All diamonds have such flaws. These imperfections serve as the “fingerprint” of a stone and make each one unique. However, inclusions and other flaws can interfere with the passage of light through a stone, diminishing its sparkle – therefore, the fewer (or smaller) the inclusions, the more valuable the diamond.

In the rarest and most expensive diamonds, the inclusions are too tiny to see even at 10x magnification in good light, which is why these stones are called “flawless” (FL) or “internally flawless” (IF) according to the quality analysis system of the Gemological Institute of America. At the other end of the scale are “imperfect” stones (I grades) with visible faults that mar their natural
beauty. Here is the GIA clarity grading system:

Diagram of Flawless Diamond Diagram of IF - Internally Flawless Diamond Diagram of VVS1 - VVS2 Diamond (very very slight inclusions)
Diagram showing VS1 - VS2 Diamond (very slight inclusions) Diagram showing SI1 - SI2 Diamone (Slightly Included) Diagram showing I - I1 - I2 - I3 Diamond (included)

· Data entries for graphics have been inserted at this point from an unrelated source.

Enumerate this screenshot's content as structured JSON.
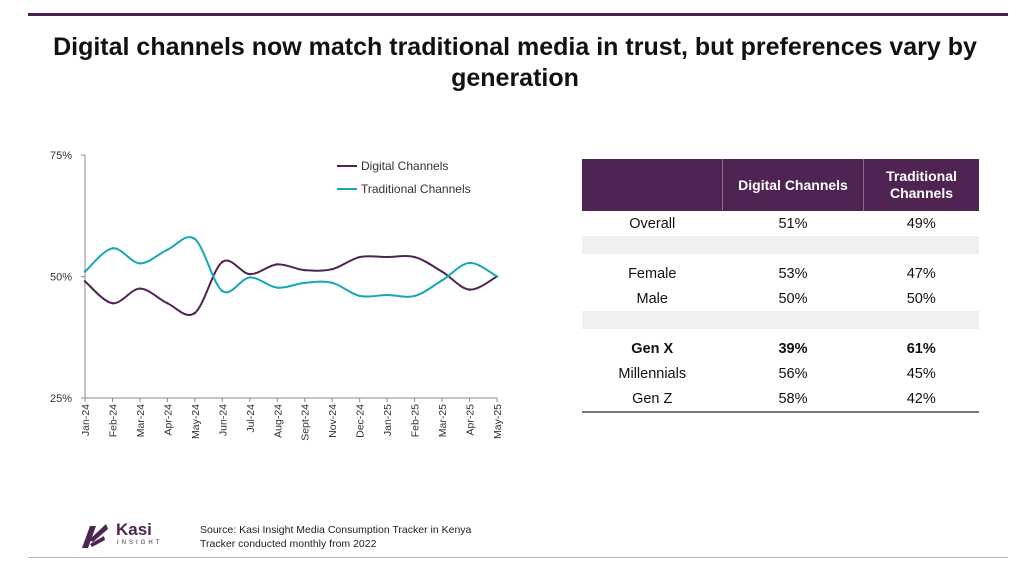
{
  "title": "Digital channels now match traditional media in trust, but preferences vary by generation",
  "colors": {
    "digital": "#4f2453",
    "traditional": "#17a6b4",
    "header_bg": "#4f2453"
  },
  "chart_data": {
    "type": "line",
    "categories": [
      "Jan-24",
      "Feb-24",
      "Mar-24",
      "Apr-24",
      "May-24",
      "Jun-24",
      "Jul-24",
      "Aug-24",
      "Sept-24",
      "Nov-24",
      "Dec-24",
      "Jan-25",
      "Feb-25",
      "Mar-25",
      "Apr-25",
      "May-25"
    ],
    "series": [
      {
        "name": "Digital Channels",
        "values": [
          49,
          44.5,
          47.5,
          44.5,
          42.5,
          53,
          50.5,
          52.5,
          51.3,
          51.5,
          54,
          54,
          54,
          51,
          47.3,
          50
        ]
      },
      {
        "name": "Traditional Channels",
        "values": [
          51,
          55.8,
          52.7,
          55.5,
          57.7,
          47,
          49.8,
          47.7,
          48.7,
          48.7,
          46,
          46.2,
          46,
          49.2,
          52.8,
          50
        ]
      }
    ],
    "ylim": [
      25,
      75
    ],
    "ytick_labels": [
      "75%",
      "50%",
      "25%"
    ],
    "legend": "top-right",
    "xlabel": "",
    "ylabel": ""
  },
  "table": {
    "headers": [
      "",
      "Digital Channels",
      "Traditional Channels"
    ],
    "rows": [
      {
        "label": "Overall",
        "digital": "51%",
        "traditional": "49%"
      },
      {
        "label": "Female",
        "digital": "53%",
        "traditional": "47%"
      },
      {
        "label": "Male",
        "digital": "50%",
        "traditional": "50%"
      },
      {
        "label": "Gen X",
        "digital": "39%",
        "traditional": "61%"
      },
      {
        "label": "Millennials",
        "digital": "56%",
        "traditional": "45%"
      },
      {
        "label": "Gen Z",
        "digital": "58%",
        "traditional": "42%"
      }
    ]
  },
  "logo": {
    "word": "Kasi",
    "sub": "INSIGHT"
  },
  "source": {
    "line1": "Source: Kasi Insight Media Consumption Tracker in  Kenya",
    "line2": "Tracker conducted monthly from 2022"
  }
}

  • FL (flawless) – No external marks or internal inclusions visible to a trained eye under 10x magnification.
  • IF (internally flawless) – Only minor surface blemishes but no internal inclusions visible to a trained eye under 10x magnification.
  • VVS1, VVS2 (very, very slightly included) – Few, very small inclusions and/or finish faults, difficult for a trained eye to see under 10x magnification. Typical flaws include tiny pinpoints, faint clouds, tiny feathers, or internal graining.
  • VS1, VS2 (very slightly included) – Very small inclusions and/or finish faults, somewhat difficult for a trained eye to see under 10x magnification. Typical flaws include crystals, feathers, distinct clouds and groupings of pinpoints.
  • SI1, SI2 (slightly included) – Small inclusions and/or surface blemishes easily seen under 10x magnification, but not visible to the naked eye (with SI2, slight flaws may be eye-visible to the trained eye, but virtually impossible to see to the untrained eye). Typical flaws include crystals, clouds and feathers.
  • I1 (imperfect 1) – Inclusions and/or finish faults visible under 10x magnification, but hard to see with the naked eye. Little effect on the brilliancy of a stone, depending on cut quality.
  • I2 (imperfect 2) – More inclusions and surface blemishes visible without 10x magnification. Possible slight¬†diminished brilliancy within stone, depending on cut quality.
  • I3 (imperfect 3) – Many and/or large inclusions and surface faults clearly visible without 10x magnification. Slight diminished brilliancy within stone, depending on cut quality.